Stronger

Tonight I was talking online with another AI sister and I came upon a real revelation. I hope that it resonates with some of you out there.

Here goes…

It is unfortunate that many people may hear me talk about my health, and some of the things that have happened to me during my struggles, and may leap to the assumption that I am feeling sad or depressed about it. Or even worse, they may simply assume I am feeling poor me. Nothing could be further from the truth.

Many of the things that I have dealt with and spoken about publicly actually make me feel a considerable sense of pride and achievement actually! … Even in the midst of pain.

Just as someone might write or post about doing a personal best at the gym, I feel I have done some real personal bests of my life when it comes to what I have survived, risen to, let go of and fought for. In fact going to the gym, going on holiday, getting a new job or losing weight on a new diet are really quite common place compared to some of the things that people with life long health challenges have to battle!

People don’t seem to grasp the real achievements that take place day to day and perhaps it’s because they have no possible understanding of the hard realities we endure. Perhaps it’s why it’s important that we keep explaining and not become silent and disappear?

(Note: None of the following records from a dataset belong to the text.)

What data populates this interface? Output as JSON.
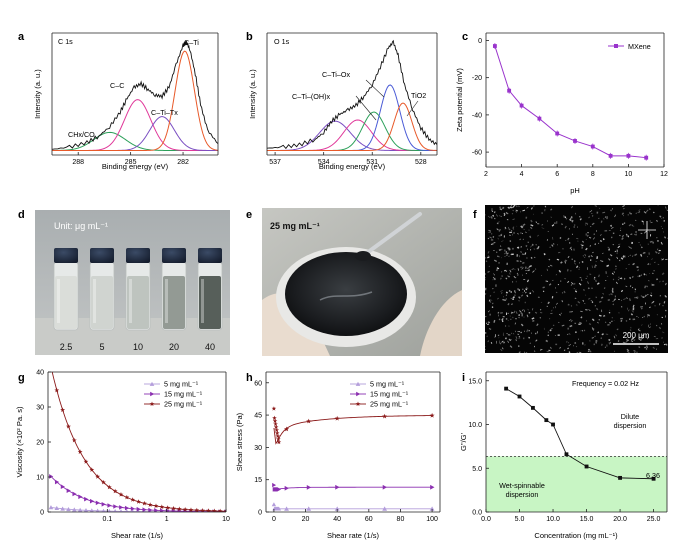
{
  "figure": {
    "panel_letters": [
      "a",
      "b",
      "c",
      "d",
      "e",
      "f",
      "g",
      "h",
      "i"
    ]
  },
  "photo_panels": {
    "d": {
      "unit_label": "Unit: μg mL⁻¹",
      "vials": [
        {
          "label": "2.5",
          "liquid": "#d9dcd8"
        },
        {
          "label": "5",
          "liquid": "#cfd3cf"
        },
        {
          "label": "10",
          "liquid": "#bcc2bd"
        },
        {
          "label": "20",
          "liquid": "#8e968f"
        },
        {
          "label": "40",
          "liquid": "#4f5752"
        }
      ]
    },
    "e": {
      "label": "25 mg mL⁻¹"
    },
    "f": {
      "scale_bar": "200 μm"
    }
  },
  "chart_data": [
    {
      "panel": "a",
      "type": "line",
      "title": "C 1s",
      "xlabel": "Binding energy (eV)",
      "ylabel": "Intensity (a. u.)",
      "xlim": [
        289.5,
        280.0
      ],
      "reversed_x": true,
      "xticks": [
        288,
        285,
        282
      ],
      "annotations": [
        "C–Ti",
        "C–C",
        "C–Ti–Tx",
        "CHx/CO"
      ],
      "series": [
        {
          "name": "data",
          "color": "#111111",
          "x": [
            289.5,
            288.5,
            287.5,
            286.8,
            286.2,
            285.6,
            285.2,
            284.8,
            284.4,
            284.0,
            283.6,
            283.2,
            282.8,
            282.4,
            282.0,
            281.8,
            281.6,
            281.3,
            281.0,
            280.6,
            280.0
          ],
          "y": [
            0.05,
            0.07,
            0.11,
            0.17,
            0.25,
            0.38,
            0.5,
            0.6,
            0.63,
            0.58,
            0.53,
            0.52,
            0.6,
            0.8,
            0.97,
            1.0,
            0.93,
            0.72,
            0.45,
            0.22,
            0.1
          ]
        },
        {
          "name": "CHx/CO",
          "color": "#2ca05a",
          "center": 286.2,
          "height": 0.16,
          "width": 0.9
        },
        {
          "name": "C–C",
          "color": "#e0399a",
          "center": 284.6,
          "height": 0.45,
          "width": 0.75
        },
        {
          "name": "C–Ti–Tx",
          "color": "#7b4fc2",
          "center": 283.2,
          "height": 0.3,
          "width": 0.7
        },
        {
          "name": "C–Ti",
          "color": "#e85a2a",
          "center": 281.9,
          "height": 0.88,
          "width": 0.55
        }
      ]
    },
    {
      "panel": "b",
      "type": "line",
      "title": "O 1s",
      "xlabel": "Binding energy (eV)",
      "ylabel": "Intensity (a. u.)",
      "xlim": [
        537.5,
        527.0
      ],
      "reversed_x": true,
      "xticks": [
        537,
        534,
        531,
        528
      ],
      "annotations": [
        "C–Ti–Ox",
        "C–Ti–(OH)x",
        "TiO2"
      ],
      "series": [
        {
          "name": "data",
          "color": "#111111",
          "x": [
            537.5,
            536.5,
            535.5,
            534.5,
            534.0,
            533.5,
            533.0,
            532.5,
            532.0,
            531.5,
            531.0,
            530.5,
            530.0,
            529.7,
            529.4,
            529.0,
            528.5,
            528.0,
            527.5,
            527.0
          ],
          "y": [
            0.06,
            0.07,
            0.09,
            0.14,
            0.2,
            0.3,
            0.36,
            0.4,
            0.44,
            0.52,
            0.62,
            0.78,
            0.95,
            1.0,
            0.88,
            0.62,
            0.4,
            0.24,
            0.14,
            0.09
          ]
        },
        {
          "name": "peak-1",
          "color": "#7b4fc2",
          "center": 533.3,
          "height": 0.26,
          "width": 0.95
        },
        {
          "name": "peak-2",
          "color": "#e0399a",
          "center": 531.9,
          "height": 0.27,
          "width": 0.85
        },
        {
          "name": "C–Ti–(OH)x",
          "color": "#2ca05a",
          "center": 530.9,
          "height": 0.34,
          "width": 0.7
        },
        {
          "name": "C–Ti–Ox",
          "color": "#4a5bd6",
          "center": 529.9,
          "height": 0.58,
          "width": 0.6
        },
        {
          "name": "TiO2",
          "color": "#e85a2a",
          "center": 529.1,
          "height": 0.42,
          "width": 0.55
        }
      ]
    },
    {
      "panel": "c",
      "type": "line",
      "xlabel": "pH",
      "ylabel": "Zeta potential (mV)",
      "xlim": [
        2,
        12
      ],
      "ylim": [
        -68,
        4
      ],
      "xticks": [
        2,
        4,
        6,
        8,
        10,
        12
      ],
      "yticks": [
        0,
        -20,
        -40,
        -60
      ],
      "legend": "top-right",
      "series": [
        {
          "name": "MXene",
          "color": "#9933cc",
          "x": [
            2.5,
            3.3,
            4.0,
            5.0,
            6.0,
            7.0,
            8.0,
            9.0,
            10.0,
            11.0
          ],
          "y": [
            -3,
            -27,
            -35,
            -42,
            -50,
            -54,
            -57,
            -62,
            -62,
            -63
          ]
        }
      ]
    },
    {
      "panel": "g",
      "type": "line",
      "xlabel": "Shear rate (1/s)",
      "ylabel": "Viscosity (×10² Pa. s)",
      "xscale": "log",
      "xlim": [
        0.01,
        10
      ],
      "ylim": [
        0,
        40
      ],
      "xticks": [
        0.1,
        1,
        10
      ],
      "yticks": [
        0,
        10,
        20,
        30,
        40
      ],
      "legend": "top-right",
      "series": [
        {
          "name": "5 mg mL⁻¹",
          "color": "#b39ddb",
          "marker": "triangle-up",
          "A": 0.045,
          "n": 0.75
        },
        {
          "name": "15 mg mL⁻¹",
          "color": "#8b2fb0",
          "marker": "triangle-right",
          "A": 0.35,
          "n": 0.75
        },
        {
          "name": "25 mg mL⁻¹",
          "color": "#8b1a1a",
          "marker": "star",
          "A": 1.25,
          "n": 0.78
        }
      ]
    },
    {
      "panel": "h",
      "type": "line",
      "xlabel": "Shear rate (1/s)",
      "ylabel": "Shear stress (Pa)",
      "xlim": [
        -5,
        105
      ],
      "ylim": [
        0,
        65
      ],
      "xticks": [
        0,
        20,
        40,
        60,
        80,
        100
      ],
      "yticks": [
        0,
        15,
        30,
        45,
        60
      ],
      "legend": "top-right",
      "series": [
        {
          "name": "5 mg mL⁻¹",
          "color": "#b39ddb",
          "marker": "triangle-up",
          "level": 1.5
        },
        {
          "name": "15 mg mL⁻¹",
          "color": "#8b2fb0",
          "marker": "triangle-right",
          "level": 11.5
        },
        {
          "name": "25 mg mL⁻¹",
          "color": "#8b1a1a",
          "marker": "star",
          "level": 45
        }
      ]
    },
    {
      "panel": "i",
      "type": "line",
      "xlabel": "Concentration (mg mL⁻¹)",
      "ylabel": "G''/G'",
      "xlim": [
        0,
        27
      ],
      "ylim": [
        0,
        16
      ],
      "xticks": [
        0,
        5,
        10,
        15,
        20,
        25
      ],
      "yticks": [
        0,
        5,
        10,
        15
      ],
      "xticklabels": [
        "0.0",
        "5.0",
        "10.0",
        "15.0",
        "20.0",
        "25.0"
      ],
      "yticklabels": [
        "0.0",
        "5.0",
        "10.0",
        "15.0"
      ],
      "annotation": "Frequency = 0.02 Hz",
      "threshold": 6.36,
      "threshold_label": "6.36",
      "regions": [
        "Dilute dispersion",
        "Wet-spinnable dispersion"
      ],
      "series": [
        {
          "name": "G''/G'",
          "color": "#111111",
          "x": [
            3,
            5,
            7,
            9,
            10,
            12,
            15,
            20,
            25
          ],
          "y": [
            14.1,
            13.2,
            11.9,
            10.5,
            10.0,
            6.6,
            5.2,
            3.9,
            3.8
          ]
        }
      ]
    }
  ]
}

For example, I have written or shared before how illness can cause us to lose many friendships and end many relationships, many may read this and think Trish feels sorry for herself and she wants to let people know how awful it all is. The reality is much different. You see although it is certainly a process in dealing with such things and working through the pain, I actually feel release and a dignity in moving on and moving forward through such events!

I believe that as painful as losing some people from our lives may be it is balanced by the fact that you are left with people of real quality. I am proud that I kept my chin up despite these events. I am amazed that I could deal with it all when I once would have felt rejected, abandoned and devastated. Now I feel that I am shown the real value of people and the character they have.

I also feel as though my sense of independence has in fact grown despite my physical abilities declining. Independence from peoples judgements and behaviors. Independent from needing their approval.

What is left now are people I have immense respect for. People who have amazing character and commitment. After all, why should I be considered any less desirable as a friend or loved one simply because my health is unreliable and damaged?! It should make the real loved ones value me and relish the time we talk and spend together; just as I do.

Even some of the relationships and bonds that I thought were validating, they have been severed and I feel incredible peace; at last.

As odd as it may seem but in the brutal pain and debilitation of this life I have also found focus and perspective. I feel I have grown in so many ways. I feel incredibly proud of that.

When I dare to share about a difficult night, a painful trip to the doctor, a long fight with a lingering infection, I am aware that many people will just ignore it and dismiss it as simple whinging or attention seeking and will never stop to think about what a test of the spirit it truly is!

Many people won’t ever realize that to do even the simplest of things is an incredible achievement and to do multiple things, as well as battling your health every second of the day, is nothing short of miraculous!

A dear friend I know has been in and out of hospital for several years now and whilst many may think how much more do we have to hear about this hospital stuff, those people couldn’t even phantom the sheer strength and courage it takes to keep going through it all. Time and time again.

Years ago I would have wrestled with relationship issues, feelings of disappointment and obsess over some dysfunctional family issues but not anymore! Today I feel a momentary regret that things had not been different but it passes quickly and I feel a freedom and peace I never had before.

Letting go becomes easier.

Letting go of people, things, places and feelings that no longer fill a life or strengthen it. Things that only drag us down must be put to rest. Finally. It is essential that due to the great load I, and so many others, are dealing with day to day we cannot be burdened with one unnecessary emotion.

Don’t get me wrong, in the beginning of this decline I felt only struggle and fear and didn’t see the things I was coping with as I should. I felt that I had no right to speak of my battles. That I should be ashamed of being sick and that my health should be a source of embarrassment (as one family member once stated). I also believed that compared to everyone else’s lives and daily events, my life was now just a blight and something I should never dare to speak about. In fact mentioning how I was doing and what illness was doing to me was self indulgent, rude, self pitying and perverse. I don’t believe this anymore. Not one little bit.

I have a real sense of pride looking back on all that I have endured and been through, even though I may not have chosen some of these things I still made it through. I survived. More than that I grew. Just as I look back with pride on my career achievement and personal experiences, I now see this part of my life as a real testimony to my character.

I actually have no time for people with no sense of empathy or compassion. I feel now that they aren’t worthy of me. I don’t share details of myself and I don’t let them into my private world and heart. I put a higher standard on those who get my time, effort and love now and I appreciate people for more meaningful things other than their job title, their latest hairdo and their seemingly picture perfect life.

It would come as a shock to most people but the things that I write and share, even the most heartbreakingly difficult things, I am also incredibly proud of how I have dealt with them, learned from them and kept going despite of them.

It’s not self pitying to speak of our battles and health struggles, it’s pride, and I hope all my fellow fighters feel it too!